Anthills of the Savannah
- First edition cover
- Author: Chinua Achebe
- Language: English
- Genre: Literary Fiction
- Set in: Kangan (fictional country)
- Publisher: Heinemann
- Publication date: 1987
- Media type: Print
- ISBN: 978-0-385-26045-9
- OCLC: 19932181
- Preceded by: A Man of the People
- Followed by: There was a Country: A Personal History of Biafra

= Anthills of the Savannah =

1987 novel by Chinua Achebe

Anthills of the Savannah is a 1987 novel by Nigerian writer Chinua Achebe. It was his fifth novel, first published in the United Kingdom 21 years after Achebe's previous one (A Man of the People in 1966), and was credited with having "revived his reputation in Britain". A finalist for the 1987 Booker Prize for Fiction, Anthills of the Savannah has been described as the "most important novel to come out of Africa in the [1980s]". Critics praised the novel upon its release.

==Plot==
The plot centres around the political intrigue, in an imaginary West African country of Kangan, where a Sandhurst-trained officer, identified only as Sam and known as "His Excellency", has taken power following a military coup.
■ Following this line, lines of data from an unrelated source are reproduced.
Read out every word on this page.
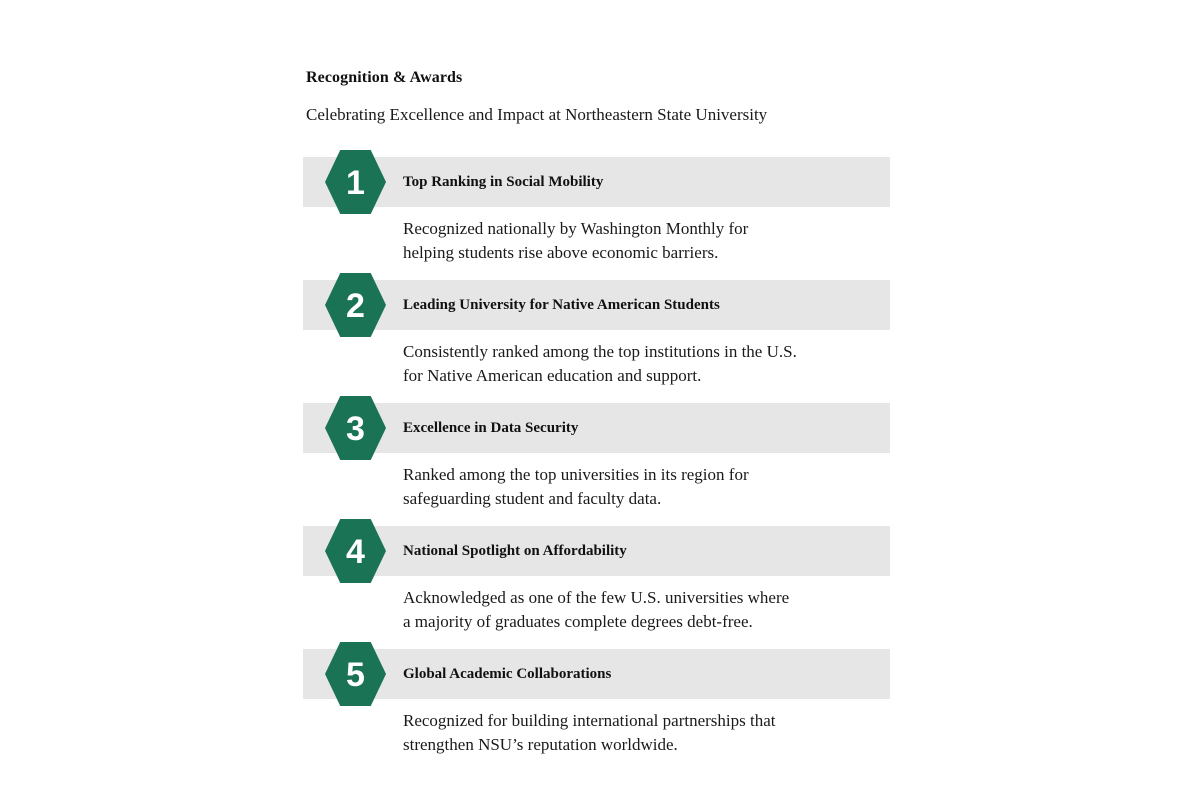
Recognition & Awards

Celebrating Excellence and Impact at Northeastern State University

1	Top Ranking in Social Mobility
Recognized nationally by Washington Monthly for
helping students rise above economic barriers.
2	Leading University for Native American Students
Consistently ranked among the top institutions in the U.S.
for Native American education and support.
3	Excellence in Data Security
Ranked among the top universities in its region for
safeguarding student and faculty data.
4	National Spotlight on Affordability
Acknowledged as one of the few U.S. universities where
a majority of graduates complete degrees debt-free.
5	Global Academic Collaborations
Recognized for building international partnerships that
strengthen NSU’s reputation worldwide.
Achebe describes the political situation through the experiences of three friends: Chris Oriko, the government's Commissioner for Information; Beatrice Okoh, an official in the Ministry of Finance, and, girlfriend of Chris; and Ikem Osodi, a newspaper editor critical of the regime. Other characters include Elewa, Ikem's girlfriend, and Major "Samsonite" Ossai, a military official known for stapling hands with a Samsonite stapler. Tensions escalate throughout the novel, culminating in the assassination of Ikem by the regime, the toppling and death of Sam, and finally the murder of Chris. The book ends with a non-traditional naming ceremony for Elewa and Ikem's month-old daughter, organized by Beatrice.

==Reception==
The novel was well-received by critics. Charles Johnson, writing for The Washington Post, praised the book but faulted Achebe for failing to fully flesh out his characters. Nadine Gordimer praised the book's "interesting" humour, particularly when contrasted against its depictions of horrors. Ben Okri described it in The Observer as Achebe's "most complex and his wisest book to date".